Article Text
Abstract
Background Persistent inequalities in obesity-related health outcomes may be partly due to unequal distribution of resources in local built environments. For example, differential neighbourhood access to physical activity (PA) facilities or exposure to unhealthy food environments may influence health behaviours and ultimately be reflected in uneven population distributions of overweight and obesity. Despite much research, evidence on health effects of neighbourhood environments remains inconclusive, making it difficult to generalise to suitable interventions, if indeed intervention is warranted.
Methods Using cross-sectional data from ~2 70 000 adults aged 40–70 from the UK Biobank cohort residing across England and Wales, including linked person-centred environmental data, we examined whether features of the fast food and PA environments near an individual’s place of residence were independently associated with measures of adiposity. We also constructed a composite exposure measure to examine the PA and fast food environments operating together, classifying people’s neighbourhoods on a scale of obesogenicity, from high (limited PA facilities and close to a fast food outlet) to low (many PA facilities and far from a fast food outlet). Multilevel models were used to account for clustering due to an area-based sampling design and were adjusted for potential confounding effects of individual and area-level variables, including each exposure on the other.

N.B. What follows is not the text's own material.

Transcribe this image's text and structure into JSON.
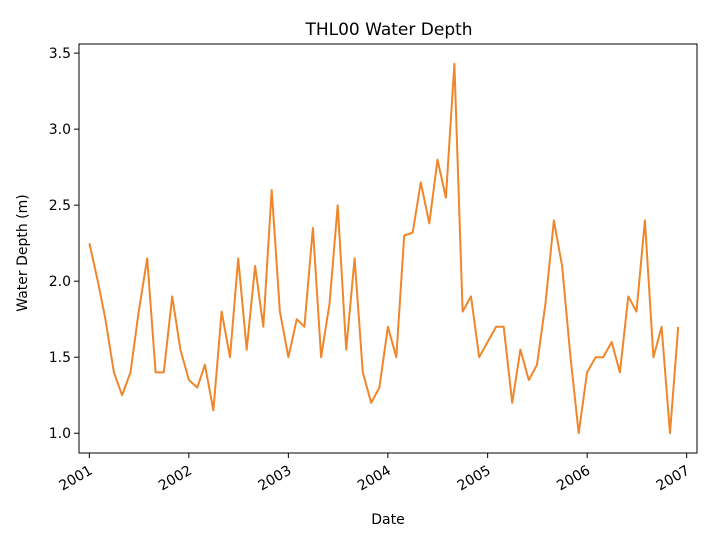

Results Considered separately we found that greater density of PA facilities and greater distance to the nearest fast food outlet were independently associated with smaller waist circumference (WC) e.g. having ≥6 formal PA facilities within a 1 km street network distance of home was associated with 0.91 cm lower WC (95% CI: 0.32–1.49) than having no nearby PA facilities, and living >2 km from the nearest fast food outlet was associated with 0.42 cm lower WC than living within 500 m (95% CI: 0.11–0.72). Similar patterns were observed for other adiposity outcome measures. Preliminary results from ongoing analyses using the composite exposure measure indicate a possible dose response of WC to increasing combined neighbourhood obesogenicity. A series of sensitivity and other additional analyses currently underway, including the use of propensity scores, will also be presented to explore the possibility that residual confounding may explain the findings.
Conclusion Combining a very large sample with wide geographical coverage and robust statistical methods we sought improved clarity on the potential health impact of two built environment exposures, and present evidence suggesting that improving neighbourhood access to PA facilities and minimising proximity to fast food outlets may help reduce adiposity in the UK mid-aged adult population.